In a very lengthy and carefully reasoned judgment (265 paragraphs), Mr Justice Kenneth Parker has rejected the majority of the challenges to aspects of the Digital Economy Act 2010. The case, R (BT Telecommunications PLC & Anor) v Secretary of State for Business, Innovation and Skills [2011] EWHC 1021 (Admin), attracted a large number of contributions from interested parties in addition to the submissions from the main parties. The essence of the claim was that the online infringement of copyright provisions of the DEA and the Copyright (Initial Obligations) (Sharing of Costs) Order 2011 are incompatible with a number of provisions of EU law. Although a number of public policy points and criticisms of the Parliamentary process that led to the passing of the Bill tend to be dragged into reports of the case, these are (at most) peripheral issues in terms of the judgment.

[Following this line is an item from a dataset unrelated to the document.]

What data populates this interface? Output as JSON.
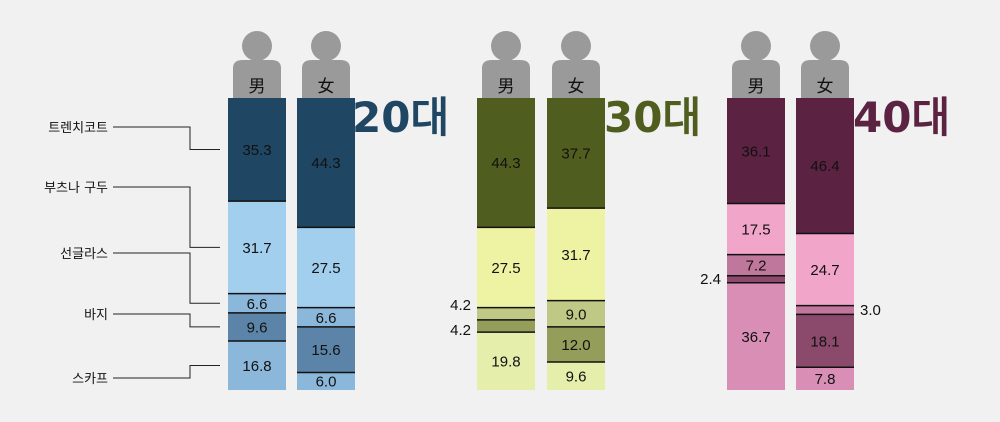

There were five grounds of challenge in respect of the copyright infringement provisions of the Act:
1. The provisions constitute a technical regulation and/or a rule on services within the meaning of the Technical Standards Directive and thus should have been notified to the EU Commission in draft. Provisions not so notified are unenforceable.
2. The provisions are incompatible with certain provisions of the Electronic Commerce Directive.
3.The provisions are incompatible with certain provisions of the Privacy and Electronic Communications Directive.
4. The provisions are disproportionate in their impact on ISPs, consumers, business subscribers and public intermediaries. The requirement for such legislation to be proportionate is said to be derived from a number of sources, including Articles 7, 8, 11 and 52 of the Charter of Fundamental Rights and Articles 8 and/or 10 of the European Convention on Human Rights.
5. The provisions infringe the Authorisation Directive.
The challenge to the draft Costs Order was also challenged on each of grounds 2 to 5 (the Costs Order had been duly notified).
All but one of the grounds for challenge failed to meet the criteria for a successful judicial review, with Mr Justice Kenneth Parker making a number of apposite references to Parliament having already addressed the issues raised. However, the one exception, where the claim was successful, is not without importance. It was found that ‘qualifying costs’ under the Costs Order could not be collected in accordance with EU law, and that part of the Order is accordingly ineffective. The ‘qualifying costs’ are the costs incurred by Ofcom or the appeals body in carrying out functions under the copyright infringement provisions (as specified in the DEA 2010, s 124N DEA), including costs incurred by Ofcom under those provisions in appointing the appeals body or in establishing a body corporate to be the appeals body. Those costs when collected from ISPs (who were to bear 25% of the expenditure) were regarded as ‘administrative charges’ and such charges are illegal under the Authorisation Directive. The question of how that missing 25% is to be raised thus arises.